How did you balance writing your book while being a full-time musician?
Touring is a lot of work, but it is also a mindless grind, and there is a lot of downtime, just sitting in the car, in between soundcheck and showtime. I just tried to be disciplined about doing this word vomit for an hour in the car, or in between showtimes or on the plane in all these different places, and that was really helpful for me. I forced myself to write 1,000 words every day until I hit 90k, and that gave me the freedom to get through a lot of bad writing and really be okay with that and trust in the process of revision. Sometimes that raw source material needs to be pushed out forcefully in this way.
Do you have a song from Jubilee you’re especially proud of?
I have a really soft spot for “Kokomo, IN” and I think part of the reason is [what] someone asked me today: Do you think good art is easier to make when it’s rooted in pain? I feel like that is why I have such a soft spot for Kokomo. It was such an easy song to write, it has no pain at all. It is just a purely sweet, nice, sentiment. It felt like I had really made something totally separate from agony in every sense of the word. It was one of those songs that came together really naturally, it didn't put up a fight. It knew what it wanted to be and lyrically it came from this very tender and soft happy place. It’s some of my favorite lyrics I’ve ever written and I love the arrangement.
On Making Fun Of Billionaires & Loving Barbra Streisand
Is there a musician or band you love that people would think is out of character for you?
That is a really good question. I want to answer this so well. I do love Barbara Streisand. Not that surprising, but I am a big Babs fan. My mom was a Babs fan, there’s a scene in the book where we sing this song called “Tell Him” which is a duet with her and Celine Dion and my mom introduced me to her. One of my mom’s favorite movies is The Way We Were and she also loved Yentl, so I saw those movies when I was young. Barbara is just the GOAT — she’s the most incredible actress, writer, director, singer, and so intelligent. Grace incarnate. I love her.
What’s a song that played at your wedding?
My husband and I danced to “Rainy Days and Mondays” by The Carpenters.
What’s the first song you put on when someone hands you the aux?
There is a song called “Haenim” by Kim Jung Mi. That song always really moves people, it is an obscure international song, so I try to show off with that one.

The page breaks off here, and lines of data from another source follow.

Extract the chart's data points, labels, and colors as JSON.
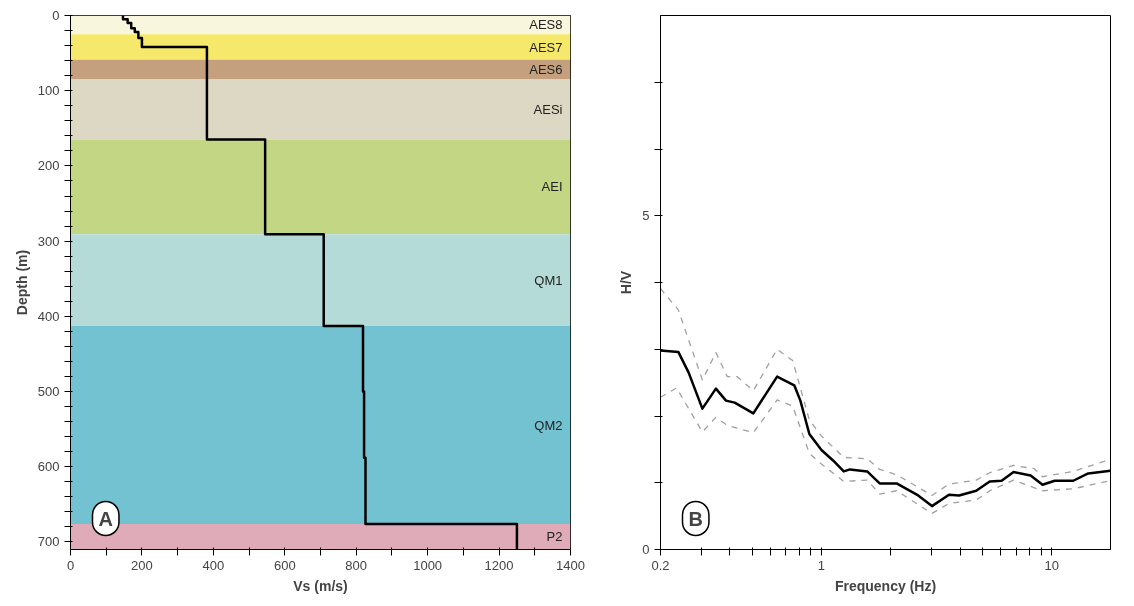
{
  "chart_data": [
    {
      "type": "line",
      "xlabel": "Vs (m/s)",
      "ylabel": "Depth (m)",
      "xlim": [
        0,
        1400
      ],
      "ylim": [
        710,
        0
      ],
      "xticks": [
        0,
        {
          "value": 100,
          "label": null
        },
        200,
        {
          "value": 300,
          "label": null
        },
        400,
        {
          "value": 500,
          "label": null
        },
        600,
        {
          "value": 700,
          "label": null
        },
        800,
        {
          "value": 900,
          "label": null
        },
        1000,
        {
          "value": 1100,
          "label": null
        },
        1200,
        {
          "value": 1300,
          "label": null
        },
        1400
      ],
      "yticks": [
        0,
        {
          "value": 20,
          "label": null
        },
        {
          "value": 40,
          "label": null
        },
        {
          "value": 60,
          "label": null
        },
        {
          "value": 80,
          "label": null
        },
        100,
        {
          "value": 120,
          "label": null
        },
        {
          "value": 140,
          "label": null
        },
        {
          "value": 160,
          "label": null
        },
        {
          "value": 180,
          "label": null
        },
        200,
        {
          "value": 220,
          "label": null
        },
        {
          "value": 240,
          "label": null
        },
        {
          "value": 260,
          "label": null
        },
        {
          "value": 280,
          "label": null
        },
        300,
        {
          "value": 320,
          "label": null
        },
        {
          "value": 340,
          "label": null
        },
        {
          "value": 360,
          "label": null
        },
        {
          "value": 380,
          "label": null
        },
        400,
        {
          "value": 420,
          "label": null
        },
        {
          "value": 440,
          "label": null
        },
        {
          "value": 460,
          "label": null
        },
        {
          "value": 480,
          "label": null
        },
        500,
        {
          "value": 520,
          "label": null
        },
        {
          "value": 540,
          "label": null
        },
        {
          "value": 560,
          "label": null
        },
        {
          "value": 580,
          "label": null
        },
        600,
        {
          "value": 620,
          "label": null
        },
        {
          "value": 640,
          "label": null
        },
        {
          "value": 660,
          "label": null
        },
        {
          "value": 680,
          "label": null
        },
        700
      ],
      "bands": [
        {
          "axis": "y",
          "from": 0,
          "to": 25,
          "label": "AES8",
          "color": "#f8f6dc"
        },
        {
          "axis": "y",
          "from": 25,
          "to": 59,
          "label": "AES7",
          "color": "#f5e86a"
        },
        {
          "axis": "y",
          "from": 59,
          "to": 85,
          "label": "AES6",
          "color": "#c4a07e"
        },
        {
          "axis": "y",
          "from": 85,
          "to": 165,
          "label": "AESi",
          "color": "#ddd8c4"
        },
        {
          "axis": "y",
          "from": 165,
          "to": 291,
          "label": "AEI",
          "color": "#c3d684"
        },
        {
          "axis": "y",
          "from": 291,
          "to": 413,
          "label": "QM1",
          "color": "#b4dbd8"
        },
        {
          "axis": "y",
          "from": 413,
          "to": 676,
          "label": "QM2",
          "color": "#72c2d2"
        },
        {
          "axis": "y",
          "from": 676,
          "to": 710,
          "label": "P2",
          "color": "#dfabb8"
        }
      ],
      "series": [
        {
          "color": "#000000",
          "line_style": "solid",
          "x": [
            147,
            147,
            160,
            160,
            170,
            170,
            180,
            180,
            190,
            190,
            200,
            200,
            382,
            382,
            545,
            545,
            709,
            709,
            819,
            819,
            822,
            822,
            826,
            826,
            1250,
            1250
          ],
          "values": [
            0,
            5,
            5,
            10,
            10,
            17,
            17,
            22,
            22,
            30,
            30,
            42,
            42,
            165,
            165,
            291,
            291,
            413,
            413,
            500,
            500,
            588,
            588,
            676,
            676,
            710
          ]
        }
      ],
      "annotations": [
        "A"
      ],
      "marker": "none"
    },
    {
      "type": "line",
      "xlabel": "Frequency (Hz)",
      "ylabel": "H/V",
      "log": "x",
      "xlim": [
        0.2,
        18
      ],
      "ylim": [
        0,
        8
      ],
      "xticks": [
        0.2,
        {
          "value": 0.3,
          "label": null
        },
        {
          "value": 0.4,
          "label": null
        },
        {
          "value": 0.5,
          "label": null
        },
        {
          "value": 0.6,
          "label": null
        },
        {
          "value": 0.7,
          "label": null
        },
        {
          "value": 0.8,
          "label": null
        },
        {
          "value": 0.9,
          "label": null
        },
        1,
        {
          "value": 2,
          "label": null
        },
        {
          "value": 3,
          "label": null
        },
        {
          "value": 4,
          "label": null
        },
        {
          "value": 5,
          "label": null
        },
        {
          "value": 6,
          "label": null
        },
        {
          "value": 7,
          "label": null
        },
        {
          "value": 8,
          "label": null
        },
        {
          "value": 9,
          "label": null
        },
        10
      ],
      "yticks": [
        0,
        {
          "value": 1,
          "label": null
        },
        {
          "value": 2,
          "label": null
        },
        {
          "value": 3,
          "label": null
        },
        {
          "value": 4,
          "label": null
        },
        5,
        {
          "value": 6,
          "label": null
        },
        {
          "value": 7,
          "label": null
        }
      ],
      "series": [
        {
          "color": "#000000",
          "line_style": "solid",
          "x": [
            0.2,
            0.239,
            0.265,
            0.304,
            0.348,
            0.385,
            0.42,
            0.506,
            0.642,
            0.762,
            0.81,
            0.886,
            1.0,
            1.126,
            1.25,
            1.33,
            1.58,
            1.79,
            2.12,
            2.63,
            3.02,
            3.58,
            3.96,
            4.7,
            5.38,
            6.06,
            6.83,
            8.1,
            9.12,
            10.3,
            12.4,
            14.4,
            18
          ],
          "values": [
            2.98,
            2.96,
            2.65,
            2.11,
            2.41,
            2.23,
            2.2,
            2.04,
            2.59,
            2.46,
            2.23,
            1.73,
            1.49,
            1.33,
            1.17,
            1.2,
            1.17,
            0.99,
            0.99,
            0.81,
            0.65,
            0.82,
            0.81,
            0.88,
            1.02,
            1.03,
            1.16,
            1.11,
            0.97,
            1.03,
            1.03,
            1.14,
            1.18
          ]
        },
        {
          "color": "#a0a0a0",
          "line_style": "dashed",
          "x": [
            0.2,
            0.239,
            0.304,
            0.348,
            0.39,
            0.43,
            0.506,
            0.642,
            0.75,
            0.886,
            1.0,
            1.25,
            1.58,
            1.79,
            2.12,
            3.02,
            3.58,
            4.7,
            5.38,
            6.83,
            8.4,
            9.12,
            12.4,
            18
          ],
          "values": [
            3.91,
            3.59,
            2.54,
            2.95,
            2.59,
            2.59,
            2.38,
            3.0,
            2.83,
            1.94,
            1.7,
            1.38,
            1.36,
            1.2,
            1.12,
            0.81,
            0.98,
            1.04,
            1.15,
            1.26,
            1.21,
            1.09,
            1.17,
            1.35
          ]
        },
        {
          "color": "#a0a0a0",
          "line_style": "dashed",
          "x": [
            0.2,
            0.235,
            0.304,
            0.348,
            0.39,
            0.506,
            0.642,
            0.75,
            0.886,
            1.0,
            1.25,
            1.58,
            1.79,
            2.12,
            3.02,
            3.58,
            4.7,
            5.38,
            6.83,
            9.12,
            12.4,
            18
          ],
          "values": [
            2.28,
            2.42,
            1.76,
            1.98,
            1.86,
            1.75,
            2.24,
            2.15,
            1.44,
            1.28,
            1.02,
            1.04,
            0.83,
            0.88,
            0.54,
            0.69,
            0.74,
            0.88,
            1.04,
            0.88,
            0.91,
            1.03
          ]
        }
      ],
      "annotations": [
        "B"
      ],
      "marker": "none"
    }
  ]
}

What is the weirdest thing you’ve written a song about?
I was reading the news and I saw a line about billionaires buying bunkers and I thought, that is terrifying, and I was just fascinated by this high level of wealth hoarding and greed. So I wrote “Savage Good Boy” from the perspective of a billionaire coaxing a young woman to live with him in a bunker. In the music video for that, Michael Imperioli is my daddy, my sugar daddy.
Was there a moment you felt ready to give up on musician life, and if so, what got you through it?
Right before Psychopomp came out, I had moved to New York and I was working a job in advertising and I had very much set it aside and my husband was like, “I really don't think you should let this go.” And I was like, “You have no idea how long I've been trying to make this happen. I'm 25 years old, if it’s not happening now, it’s never going to happen.” And of course, that was the record that did well for the first time.
This interview has been edited and condensed for clarity.